In theory the 6 codes below do the same thing, but note that in for and in the first while increment is being used as statement, and it makes no difference, but in the second while when it’s being used as expression, it makes a difference.

for ($i = 0; $i < 3; $i++) echo $i . "\n";
for ($i = 0; $i < 3; ++$i) echo $i . "\n";
$i = 0;
while ( $i < 3) { 
    echo $i . "\n";
    $i++;
}
$i = 0;
while ( $i < 3) {
    echo $i . "\n";
    ++$i;
}
$i = 0;
while ( $i < 3) echo $i++ . "\n";
$i = 0;
while ( $i < 3) echo ++$i . "\n";

Behold working in the ideone. And in the repl it.. Also put on the Github for future reference.

It makes no difference in the speed to use one or the other.

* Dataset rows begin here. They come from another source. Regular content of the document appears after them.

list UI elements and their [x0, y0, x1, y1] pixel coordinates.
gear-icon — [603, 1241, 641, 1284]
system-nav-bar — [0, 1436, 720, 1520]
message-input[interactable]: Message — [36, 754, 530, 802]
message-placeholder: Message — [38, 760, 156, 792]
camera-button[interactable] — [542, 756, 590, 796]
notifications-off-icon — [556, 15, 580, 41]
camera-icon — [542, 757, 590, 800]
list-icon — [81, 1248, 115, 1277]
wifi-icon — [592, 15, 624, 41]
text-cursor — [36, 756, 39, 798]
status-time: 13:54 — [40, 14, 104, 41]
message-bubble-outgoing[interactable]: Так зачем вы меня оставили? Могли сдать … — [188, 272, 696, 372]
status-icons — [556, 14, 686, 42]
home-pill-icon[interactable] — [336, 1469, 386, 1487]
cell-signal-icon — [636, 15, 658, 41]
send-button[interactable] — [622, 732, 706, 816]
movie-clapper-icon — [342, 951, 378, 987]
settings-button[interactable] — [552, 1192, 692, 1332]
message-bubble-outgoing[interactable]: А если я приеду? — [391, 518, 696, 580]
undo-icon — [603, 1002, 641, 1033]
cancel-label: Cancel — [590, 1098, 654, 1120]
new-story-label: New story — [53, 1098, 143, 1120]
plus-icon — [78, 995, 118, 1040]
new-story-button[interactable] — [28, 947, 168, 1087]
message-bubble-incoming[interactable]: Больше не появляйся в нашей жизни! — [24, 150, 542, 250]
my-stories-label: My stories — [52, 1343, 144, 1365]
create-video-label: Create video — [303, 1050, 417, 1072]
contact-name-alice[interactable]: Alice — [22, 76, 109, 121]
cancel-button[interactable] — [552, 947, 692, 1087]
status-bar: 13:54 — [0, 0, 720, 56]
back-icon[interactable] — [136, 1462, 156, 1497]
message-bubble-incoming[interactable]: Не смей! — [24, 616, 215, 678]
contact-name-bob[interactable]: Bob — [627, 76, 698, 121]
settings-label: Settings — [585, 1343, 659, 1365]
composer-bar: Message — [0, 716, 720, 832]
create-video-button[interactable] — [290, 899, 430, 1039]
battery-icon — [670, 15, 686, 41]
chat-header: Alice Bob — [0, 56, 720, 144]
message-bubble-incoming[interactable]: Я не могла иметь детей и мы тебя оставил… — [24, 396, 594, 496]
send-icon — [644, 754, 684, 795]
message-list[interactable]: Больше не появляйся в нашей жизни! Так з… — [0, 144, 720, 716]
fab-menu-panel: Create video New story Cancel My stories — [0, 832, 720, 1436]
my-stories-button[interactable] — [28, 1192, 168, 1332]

Some programmers think that there should not be one of them not to confuse. But like everything, it goes from the programmer to know how to use right.

They are two forms of increment, pre-fixed and post-fixed. Both do the same thing, that is, increase the variable. A difference can be noted in the example below:

Example of post-fixed:

int x = 1;
int y = 2;

if(y == x++) 
printf("São iguais");
else
printf("Não são iguais");

In this example, the output is: "Não são iguais". For what he does first is to check whether Y is equal X, and not if Y is equal to X++, in the IF it first checks and then increments. It is an important case.

Example of pre-fixed:

int x = 1;
int y = 2;

if(y == ++x) 
printf("São iguais");
else
printf("Não são iguais");

In that case, Y and X will be equal, soon will be printed "São iguais", for he first increases the X and then check with the Y.